I. — I was expecting that word. Believers owe it to themselves to give a disparaging interpretation to everything great and noble and fine in independence.
He. — Independence! Ah! the time has come to talk about it! Yet you recognize that to-day it is important to group, organize, bring under the yoke in order to employ, to subject, to make useful.…
I. — Finish it; say, to administer the oath.… One can always find excellent motives for repudiating reason and keeping man from thinking. Unite wills, that’s all very well; nothing great is accomplished without submission and discipline. But, through a forced devotion, to prevent reason from exercising itself, to regulate thought on order, that can lead only to a general stupefying. Amissa virtute pariter ac libertate, with no one left to be aware of it, no one to suffer from it; for inactivity of the mind is like that of the body, and every other form of sloth; first one accepts grumblingly, then the mind quickly takes its ease in an outwardly devotional acquiescence, and that’s just where the danger lies; Invisa primo desidia, postremo amatur.
He. — What in the world has gotten you to quoting so much Latin?
I. — That’s because, for the past few days, I have been buried in Tacitus.
He. — Do you read him easily?
I. — More easily than I would have thought; but not without a translation on the opposite page, and with inexpressible satisfaction. Without doubt I am delighted with the impulsive manner of a Stendhal, whose idea one seems always to be surprising on getting out of bed, before making one’s toilet.
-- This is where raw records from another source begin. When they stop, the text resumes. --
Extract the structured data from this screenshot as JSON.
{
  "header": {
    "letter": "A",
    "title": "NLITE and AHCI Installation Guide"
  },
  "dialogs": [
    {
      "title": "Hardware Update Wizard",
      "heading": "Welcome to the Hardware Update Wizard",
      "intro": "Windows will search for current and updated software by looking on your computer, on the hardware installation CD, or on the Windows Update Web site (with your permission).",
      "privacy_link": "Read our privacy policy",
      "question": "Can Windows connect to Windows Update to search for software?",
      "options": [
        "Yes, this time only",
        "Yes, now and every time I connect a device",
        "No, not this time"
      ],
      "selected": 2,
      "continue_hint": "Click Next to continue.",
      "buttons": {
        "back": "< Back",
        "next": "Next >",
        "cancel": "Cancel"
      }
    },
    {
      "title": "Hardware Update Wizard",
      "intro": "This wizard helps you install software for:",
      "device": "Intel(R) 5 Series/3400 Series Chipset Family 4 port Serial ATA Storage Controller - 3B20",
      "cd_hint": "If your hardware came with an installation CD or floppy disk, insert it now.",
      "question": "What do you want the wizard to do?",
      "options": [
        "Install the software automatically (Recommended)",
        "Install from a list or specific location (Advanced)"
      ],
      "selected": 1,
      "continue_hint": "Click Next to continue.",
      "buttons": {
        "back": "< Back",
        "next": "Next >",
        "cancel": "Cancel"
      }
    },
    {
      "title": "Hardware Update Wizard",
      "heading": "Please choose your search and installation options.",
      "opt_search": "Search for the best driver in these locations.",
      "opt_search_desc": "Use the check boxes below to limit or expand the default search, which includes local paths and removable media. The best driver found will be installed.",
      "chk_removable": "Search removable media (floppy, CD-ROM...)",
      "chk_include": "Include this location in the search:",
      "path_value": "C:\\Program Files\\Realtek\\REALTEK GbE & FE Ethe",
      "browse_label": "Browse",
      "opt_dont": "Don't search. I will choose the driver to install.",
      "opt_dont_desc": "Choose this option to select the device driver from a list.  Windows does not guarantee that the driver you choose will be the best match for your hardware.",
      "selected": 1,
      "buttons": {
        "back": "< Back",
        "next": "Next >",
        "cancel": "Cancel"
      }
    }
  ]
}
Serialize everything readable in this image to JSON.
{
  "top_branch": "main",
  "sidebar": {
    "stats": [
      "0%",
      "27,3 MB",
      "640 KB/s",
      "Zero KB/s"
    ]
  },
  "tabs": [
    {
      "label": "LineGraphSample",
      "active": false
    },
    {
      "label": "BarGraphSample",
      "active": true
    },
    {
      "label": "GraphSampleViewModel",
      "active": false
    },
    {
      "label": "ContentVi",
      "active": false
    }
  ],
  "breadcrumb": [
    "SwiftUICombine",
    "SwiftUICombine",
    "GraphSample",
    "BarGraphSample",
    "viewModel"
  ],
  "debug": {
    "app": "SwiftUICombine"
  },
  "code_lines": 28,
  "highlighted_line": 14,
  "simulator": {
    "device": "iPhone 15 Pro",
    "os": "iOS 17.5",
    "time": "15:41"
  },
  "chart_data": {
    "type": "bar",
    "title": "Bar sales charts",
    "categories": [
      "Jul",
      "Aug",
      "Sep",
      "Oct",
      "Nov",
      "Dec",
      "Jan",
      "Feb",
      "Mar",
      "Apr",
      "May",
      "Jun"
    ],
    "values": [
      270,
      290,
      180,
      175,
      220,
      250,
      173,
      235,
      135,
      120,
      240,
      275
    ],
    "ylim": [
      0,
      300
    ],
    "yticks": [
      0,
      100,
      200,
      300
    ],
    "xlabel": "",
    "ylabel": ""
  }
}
I do not like thoughts which are made up and decked out, but those that are concentrated and compact. Tacitus’ sentence is taut. It is his Life of Agricola that I am reading, and from the beginning I was conquered. What authority! What gravity! What fervor! How pleased I am, more than by ease or grace, with that austere, savage asperity! I take this book with me; I read as I walk; I roll under my tongue without exhausting all the bitter sap, some of the vigorous sentences by which my will is stiffened: “With the voice we should have lost our memory, if it had been as easy to forget as to remain silent” … Si tam in nostra potestate esset oblivisci quam tacere. What precedes it is equally fine. Reread it.
He. — You read a great deal.
I. — I have never read so much, nor so well; with a sort of eagerness as in my youth and which, when I think of my age, appears to me a little ridiculous; but I can’t do anything about it; I think as little as. possible about my age, and when I think of it, it is to say to myself: hurry up. But this digression carries us.…
He. — Not at all. It leads us back to God. Everything leads the attentive soul back to God. Why don’t you recognize in the “hurry up” His Call? “Hurry up and give me your heart, love Me.”
I. — I am going to try to explain myself. Not so much to explain to you as to explain to myself the point at which my thought has slowly arrived almost in spite of myself.